Em outro momento, quando o protagonista a pede em casamento, ela também fica em primeiro plano e seu rosto denota uma fobia paralisante, enquanto ele quer seguir adiante com o relacionamento – somente nós vemos a situação por inteiro, as diferentes reações.

Falando no crescente medo de Laurel, Ray não poderia ser mais certeiro ao colocá-la atrás de uma porta no clímax – palavras não são mais poderosas do que um corpo escondido.

Há uma rima especialmente magistral que me encantou. No primeiro beijo, Dixon segura o seu pescoço, no caso, um gesto amoroso. No terceiro ato, quando Laurel é “desmascarada”, ele a enforca – movimento idêntico, conotações e forças opostas. Vale ressaltar que a posição do casal nas duas cenas é idêntica – o roteirista em cima e a moça em baixo. O início e o fim…

O que Ray quer dizer com isso? Sutilmente, como o mestre que é, o cineasta caracteriza o protagonista. Dixon é sensível e está disposto a se apaixonar, no entanto, seu temperamento brutal pode levá-lo ao buraco.

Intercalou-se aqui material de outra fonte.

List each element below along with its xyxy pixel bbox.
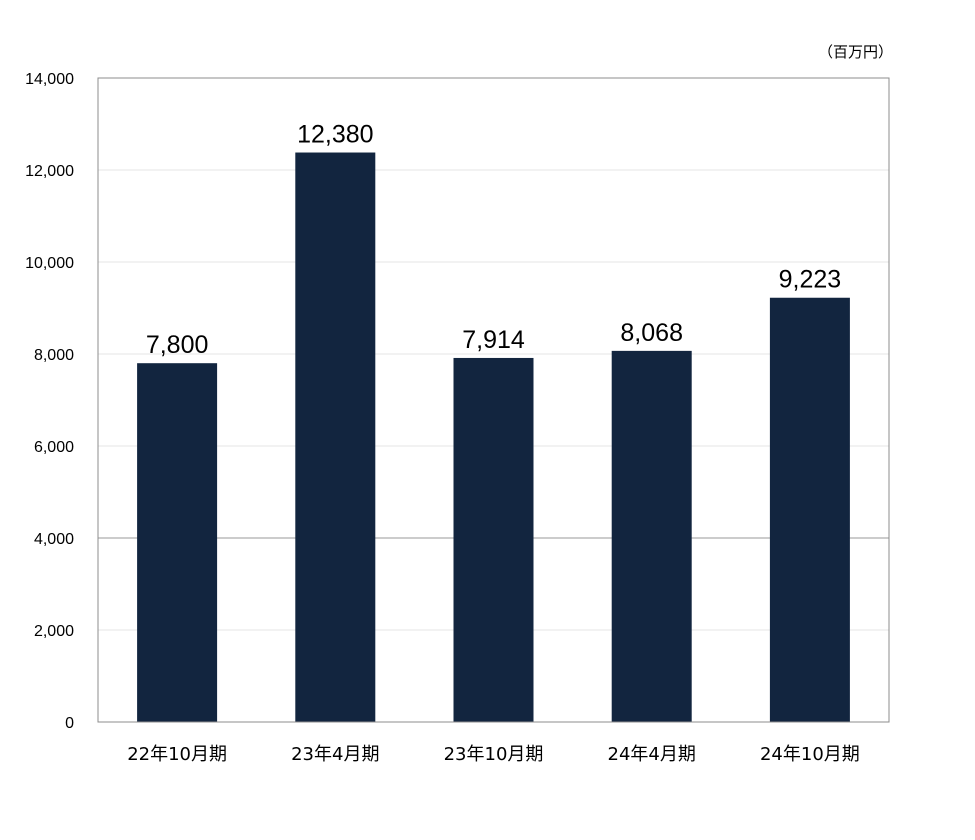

A fotografia é espetacular, responsável por manter uma aura Noir e por diferenciar as fases vividas por Dixon. A escuridão dá espaço a claridade, a noite é onde o animal se esconde e o dia representa a sua felicidade.

Humphrey Bogart oferece uma das melhores e mais complexas performances de todos os tempos. Seu cinismo e humor autodepreciativo são eficientes e marcam um homem que não se leva a sério. Seus ataques de fúria são visíveis e assustadores, perfeitamente elaborados, desde o princípio até a violência em seu estado gráfico. Bogart é igualmente convincente na parte romântica, demonstrando suas emoções de uma forma delicada e direta. Ele não parece desesperado, mas está e só expõe essa condição quando nota que as coisas saíram do trilho. Ao mesmo tempo em que entendemos os motivos de Laurel e vemos Dixon como uma figura impositiva e amedrontadora, não podemos dizer que não criamos uma enorme empatia pelo protagonista, que só quer ser feliz e amado. Bogart compõe um personagem trágico, enigmático, terrivelmente falho e relacionável.

“In A Lonely Place” é a obra definitiva da carreira de Nicholas Ray.